Je t'aime....moi non plus
A little bit late for Valentine's Day but as is customary I have been unwell in the lead up to, during, and since the 14th of February. I'm not sure if my illness was brought on by the hype; shielding with a family of equally unsentimental Brits, I scarcely noticed this day was looming. I can, at the very least, be thankful that in my solitude I cannot be made to endure the usual obligations that come on a day like this (suppressing the urge to wince at soppy declarations of love in perpetuity, reluctantly accepting tasteless jewellery and kitsch trinkets, the expectation that these grand gestures be reciprocated...)
It struck me that so many people move to Paris expecting to find love. It is, after all, revered as the city of Love. Most ironic then that I, the most unabashedly acerbic female I know of, should have succeeded in a quest pursued by so many hopeless romantics. Here then, are some unconventional suggestions for lonely optimists living in Paris (from a professional cynic). Good luck.
Perhaps you're looking in the wrong place? Have you tried the préfecture? With so many identity documents needed for the slightest administrative box-ticking, you can skip the small talk because they know it all already. A second date is inevitable, because it's guaranteed you won't have all the required documentation.
Maybe an RATP agent? If you try hard enough you could almost recast the monotonous meeting as a romantic encounter...you descend from the metro, trench coat billowing theatrically in the drafty tunnels, the carriage doors sound behind you and a little ticket flutters out of your coat pocket and comes to land at the feet of a utilitarianly attired transport agent. You reach down to pick it up simultaneously. Your hands brush. Your eyes meet. "Ticket non validé, Madame". 60€ fine. "You owe me dinner, Monsieur" you tease. He even helps you over the gates.
As a last resort, there's always the customs staff. Forever striking, you'll have plenty of time to chat. They've been through your drawers already and seen your not-safe-for-Sunday-school underclothes, so don't be bashful. After a bag search as intimate as that, it might be reasonable to suggest a quid pro quo.

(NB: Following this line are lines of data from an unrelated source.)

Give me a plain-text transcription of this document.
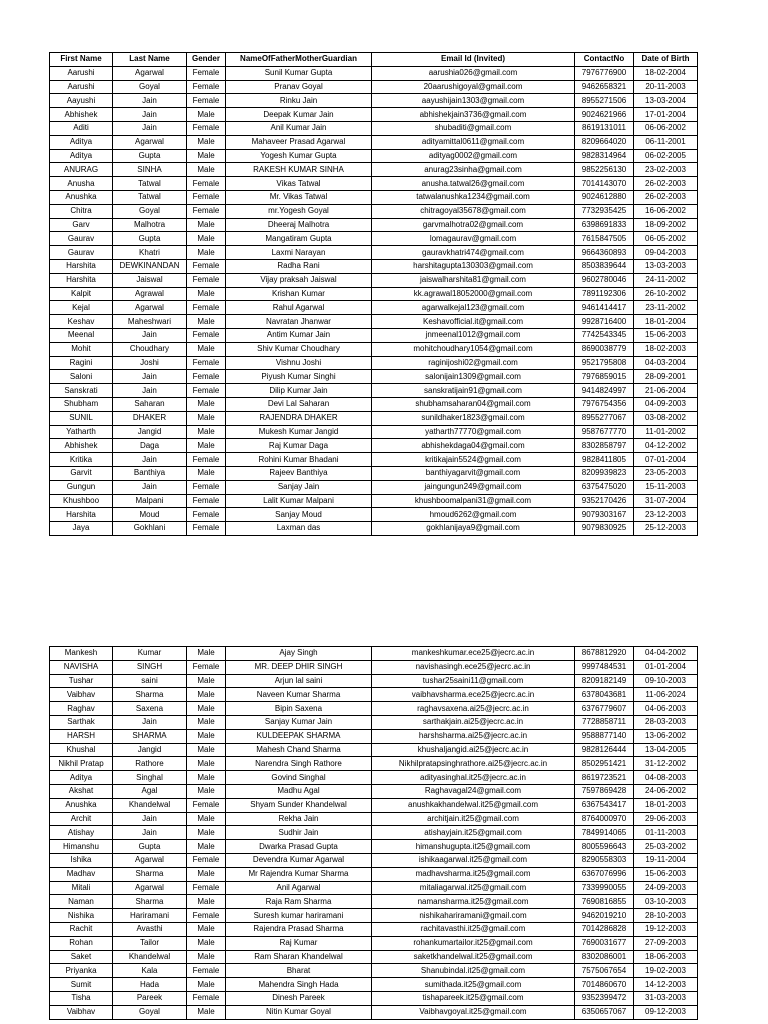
First Name	Last Name	Gender	NameOfFatherMotherGuardian	Email Id (Invited)	ContactNo	Date of Birth
Aarushi	Agarwal	Female	Sunil Kumar Gupta	aarushia026@gmail.com	7976776900	18-02-2004
Aarushi	Goyal	Female	Pranav Goyal	20aarushigoyal@gmail.com	9462658321	20-11-2003
Aayushi	Jain	Female	Rinku Jain	aayushijain1303@gmail.com	8955271506	13-03-2004
Abhishek	Jain	Male	Deepak Kumar Jain	abhishekjain3736@gmail.com	9024621966	17-01-2004
Aditi	Jain	Female	Anil Kumar Jain	shubaditi@gmail.com	8619131011	06-06-2002
Aditya	Agarwal	Male	Mahaveer Prasad Agarwal	adityamittal0611@gmail.com	8209664020	06-11-2001
Aditya	Gupta	Male	Yogesh Kumar Gupta	adityag0002@gmail.com	9828314964	06-02-2005
ANURAG	SINHA	Male	RAKESH KUMAR SINHA	anurag23sinha@gmail.com	9852256130	23-02-2003
Anusha	Tatwal	Female	Vikas Tatwal	anusha.tatwal26@gmail.com	7014143070	26-02-2003
Anushka	Tatwal	Female	Mr. Vikas Tatwal	tatwalanushka1234@gmail.com	9024612880	26-02-2003
Chitra	Goyal	Female	mr.Yogesh Goyal	chitragoyal35678@gmail.com	7732935425	16-06-2002
Garv	Malhotra	Male	Dheeraj Malhotra	garvmalhotra02@gmail.com	6398691833	18-09-2002
Gaurav	Gupta	Male	Mangatiram Gupta	lomagaurav@gmail.com	7615847505	06-05-2002
Gaurav	Khatri	Male	Laxmi Narayan	gauravkhatri474@gmail.com	9664360893	09-04-2003
Harshita	DEWKINANDAN	Female	Radha Rani	harshitagupta130303@gmail.com	8503839644	13-03-2003
Harshita	Jaiswal	Female	Vijay praksah Jaiswal	jaiswalharshita81@gmail.com	9602780046	24-11-2002
Kalpit	Agrawal	Male	Krishan Kumar	kk.agrawal18052000@gmail.com	7891192306	26-10-2002
Kejal	Agarwal	Female	Rahul Agarwal	agarwalkejal123@gmail.com	9461414417	23-11-2002
Keshav	Maheshwari	Male	Navratan Jhanwar	Keshavofficial.it@gmail.com	9928716400	18-01-2004
Meenal	Jain	Female	Antim Kumar Jain	jnmeenal1012@gmail.com	7742543345	15-06-2003
Mohit	Choudhary	Male	Shiv Kumar Choudhary	mohitchoudhary1054@gmail.com	8690038779	18-02-2003
Ragini	Joshi	Female	Vishnu Joshi	raginijoshi02@gmail.com	9521795808	04-03-2004
Saloni	Jain	Female	Piyush Kumar Singhi	salonijain1309@gmail.com	7976859015	28-09-2001
Sanskrati	Jain	Female	Dilip Kumar Jain	sanskratijain91@gmail.com	9414824997	21-06-2004
Shubham	Saharan	Male	Devi Lal Saharan	shubhamsaharan04@gmail.com	7976754356	04-09-2003
SUNIL	DHAKER	Male	RAJENDRA DHAKER	sunildhaker1823@gmail.com	8955277067	03-08-2002
Yatharth	Jangid	Male	Mukesh Kumar Jangid	yatharth77770@gmail.com	9587677770	11-01-2002
Abhishek	Daga	Male	Raj Kumar Daga	abhishekdaga04@gmail.com	8302858797	04-12-2002
Kritika	Jain	Female	Rohini Kumar Bhadani	kritikajain5524@gmail.com	9828411805	07-01-2004
Garvit	Banthiya	Male	Rajeev Banthiya	banthiyagarvit@gmail.com	8209939823	23-05-2003
Gungun	Jain	Female	Sanjay Jain	jaingungun249@gmail.com	6375475020	15-11-2003
Khushboo	Malpani	Female	Lalit Kumar Malpani	khushboomalpani31@gmail.com	9352170426	31-07-2004
Harshita	Moud	Female	Sanjay Moud	hmoud6262@gmail.com	9079303167	23-12-2003
Jaya	Gokhlani	Female	Laxman das	gokhlanijaya9@gmail.com	9079830925	25-12-2003
Mankesh	Kumar	Male	Ajay Singh	mankeshkumar.ece25@jecrc.ac.in	8678812920	04-04-2002
NAVISHA	SINGH	Female	MR. DEEP DHIR SINGH	navishasingh.ece25@jecrc.ac.in	9997484531	01-01-2004
Tushar	saini	Male	Arjun lal saini	tushar25saini11@gmail.com	8209182149	09-10-2003
Vaibhav	Sharma	Male	Naveen Kumar Sharma	vaibhavsharma.ece25@jecrc.ac.in	6378043681	11-06-2024
Raghav	Saxena	Male	Bipin Saxena	raghavsaxena.ai25@jecrc.ac.in	6376779607	04-06-2003
Sarthak	Jain	Male	Sanjay Kumar Jain	sarthakjain.ai25@jecrc.ac.in	7728858711	28-03-2003
HARSH	SHARMA	Male	KULDEEPAK SHARMA	harshsharma.ai25@jecrc.ac.in	9588877140	13-06-2002
Khushal	Jangid	Male	Mahesh Chand Sharma	khushaljangid.ai25@jecrc.ac.in	9828126444	13-04-2005
Nikhil Pratap	Rathore	Male	Narendra Singh Rathore	Nikhilpratapsinghrathore.ai25@jecrc.ac.in	8502951421	31-12-2002
Aditya	Singhal	Male	Govind Singhal	adityasinghal.it25@jecrc.ac.in	8619723521	04-08-2003
Akshat	Agal	Male	Madhu Agal	Raghavagal24@gmail.com	7597869428	24-06-2002
Anushka	Khandelwal	Female	Shyam Sunder Khandelwal	anushkakhandelwal.it25@gmail.com	6367543417	18-01-2003
Archit	Jain	Male	Rekha Jain	architjain.it25@gmail.com	8764000970	29-06-2003
Atishay	Jain	Male	Sudhir Jain	atishayjain.it25@gmail.com	7849914065	01-11-2003
Himanshu	Gupta	Male	Dwarka Prasad Gupta	himanshugupta.it25@gmail.com	8005596643	25-03-2002
Ishika	Agarwal	Female	Devendra Kumar Agarwal	ishikaagarwal.it25@gmail.com	8290558303	19-11-2004
Madhav	Sharma	Male	Mr Rajendra Kumar Sharma	madhavsharma.it25@gmail.com	6367076996	15-06-2003
Mitali	Agarwal	Female	Anil Agarwal	mitaliagarwal.it25@gmail.com	7339990055	24-09-2003
Naman	Sharma	Male	Raja Ram Sharma	namansharma.it25@gmail.com	7690816855	03-10-2003
Nishika	Hariramani	Female	Suresh kumar hariramani	nishikahariramani@gmail.com	9462019210	28-10-2003
Rachit	Avasthi	Male	Rajendra Prasad Sharma	rachitavasthi.it25@gmail.com	7014286828	19-12-2003
Rohan	Tailor	Male	Raj Kumar	rohankumartailor.it25@gmail.com	7690031677	27-09-2003
Saket	Khandelwal	Male	Ram Sharan Khandelwal	saketkhandelwal.it25@gmail.com	8302086001	18-06-2003
Priyanka	Kala	Female	Bharat	Shanubindal.it25@gmail.com	7575067654	19-02-2003
Sumit	Hada	Male	Mahendra Singh Hada	sumithada.it25@gmail.com	7014860670	14-12-2003
Tisha	Pareek	Female	Dinesh Pareek	tishapareek.it25@gmail.com	9352399472	31-03-2003
Vaibhav	Goyal	Male	Nitin Kumar Goyal	Vaibhavgoyal.it25@gmail.com	6350657067	09-12-2003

Now for comportment; how should one behave here? I would say the "fashionably late" cliché is rather tasteless. Nobody likes to be kept waiting long enough that it looks like you're up to no good- much less when with every passing second of loitering you become more of a target for pickpockets and peddlers of counterfeit cigarettes. That being said, sod's law dictates that if you care too much, it'll all go tits up anyway. So the situation really is impossible. When it comes to splitting the bill, call upon your judgement; splitting is fine, "I'll get this one" too, but I would refrain from demanding the lady pay and citing feminism, it's a cheap shot (I certainly didn't appreciate it). Tourist traps make for banal dates; on a good day you can hardly move for tortoise-paced gawkers laden with cameras and selfie-sticks, so joining the crowd will only exasperate both problems (the throngs of revellers and your love woes, that is).
And what to wear? Hmmm... that really isn't a question for me I'm afraid. The most sensible answer, albeit vague, would be to go for an aesthetic of elegance, refinement, and understatement. Easier said than done. Truth be told I never gave it much thought. In fact with hindsight, I can see this guide won't be much help to anyone. But that's just the point: you can only wing it if you don't really care. Bonne chance, les amis, l'effort est vain.